Son tiempos convulsos que escriben en los horizontes y el corazón signos para los que quieran ver y escuchar. Signos que se escriben a diario en esta bella isla privilegiada que está elaborando con ellos un canto de cisne, pues su aguas merman irremediablemente, sus transparencias turquesas desaparecen, la tierra fértil se ha urbanizado, las serpientes reptan por un suelo ancestralmente sagrado. Un canto para el despertar.

Isla de primordialidad que en un momento de su historia geológica sufrió un cataclismo que la convirtió en una isla sin ningún tipo de animal reptante que supusiera un peligro para el hombre, y sólo el lenguaje de los pájaros hizo nido en sus geografías de bosque y cala. Por ello los fenicios hicieron de su tierra el lugar de descanso para sus antepasados y miles de restos descansan convirtiéndose sus huesos en el rostro que mira desde la tierra el caminar de los hombres actuales.

Un caminar que fue lento, pues hasta el siglo XX la rueda no vino a precipitar el paso armonioso de los hombres ibicencos. Y cuentan los payeses que pese a la extrema dureza de esa vida primordial, sencilla y dura estaba bendecida de cierta felicidad profunda, de un contento simple de saberse en el centro de una acción armoniosa con el medio terrestre y celeste. Pero llegó la rueda y ese tiempo ecológico de pájaros y tiempos cósmicos de lentitud se precipitó en un desarrollismo salvaje que promete anegar la isla en una sombra mortal. Y como símbolo de esa sombra llegaron las primeras serpientes a invadir un territorio virgen, como para manchar la tierra pura de los ancestros y significar que el mal, había llegado a la Isla Pitiusa y que se arrastraba corrompiendo a muchos de sus hijos que trasformaron la tierra sagrada en una oportunidad de negocio, aunque para ello fuera necesario perder en las drogas y en el alcohol y en una sexualidad desordenada a toda una generación de jóvenes, que buscando la felicidad de una isla con promesas de belleza cayeron en los paraísos artificiales tan infértiles.

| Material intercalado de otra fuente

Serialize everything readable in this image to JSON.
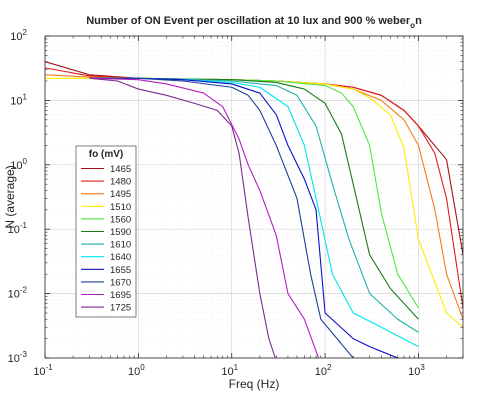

Vender la tierra de los ancestros y dejar que las capas freáticas sean esquilmadas y las aguas marinas contaminadas por complejos hoteleros. Dejar que la sombra llegue a la isla en un combate entre el bien hacer y el mal hacer, entre círculos viciosos nacidos de la avidez que toda alma lleva en su alma, de no saciarse nunca con nada y el círculo virtuoso de contentarse con poco para que todos los demás puedan tener su parte de paraíso, «nada en demasía” decía el oráculo de Delfos.

Como un cáncer devoran sus propios recursos en una huida hacia adelante cortoplacista. Cuentan de islas que perecieron por no parar a tiempo su autoinmolación. Quiera la Diosa de la Misericordia que habita el corazón de la isla derramar su dulzura como lo hizo con aquel santo que hermitañeaba en Es Vedrà dándole miel como sustento y esa dulce suavidad despierte a los corazones de estas gentes privilegiadas y vuelva el sentido de lo sagrado, que exige sacrificio, a despertarse y apostar por un turismo de interior, en todo el sentido profundo de la palabra, renunciando sí, al becerro de oro, a las cebollas del faraón, por el maná que tenían sus ancestros al ser uno con la naturaleza amada.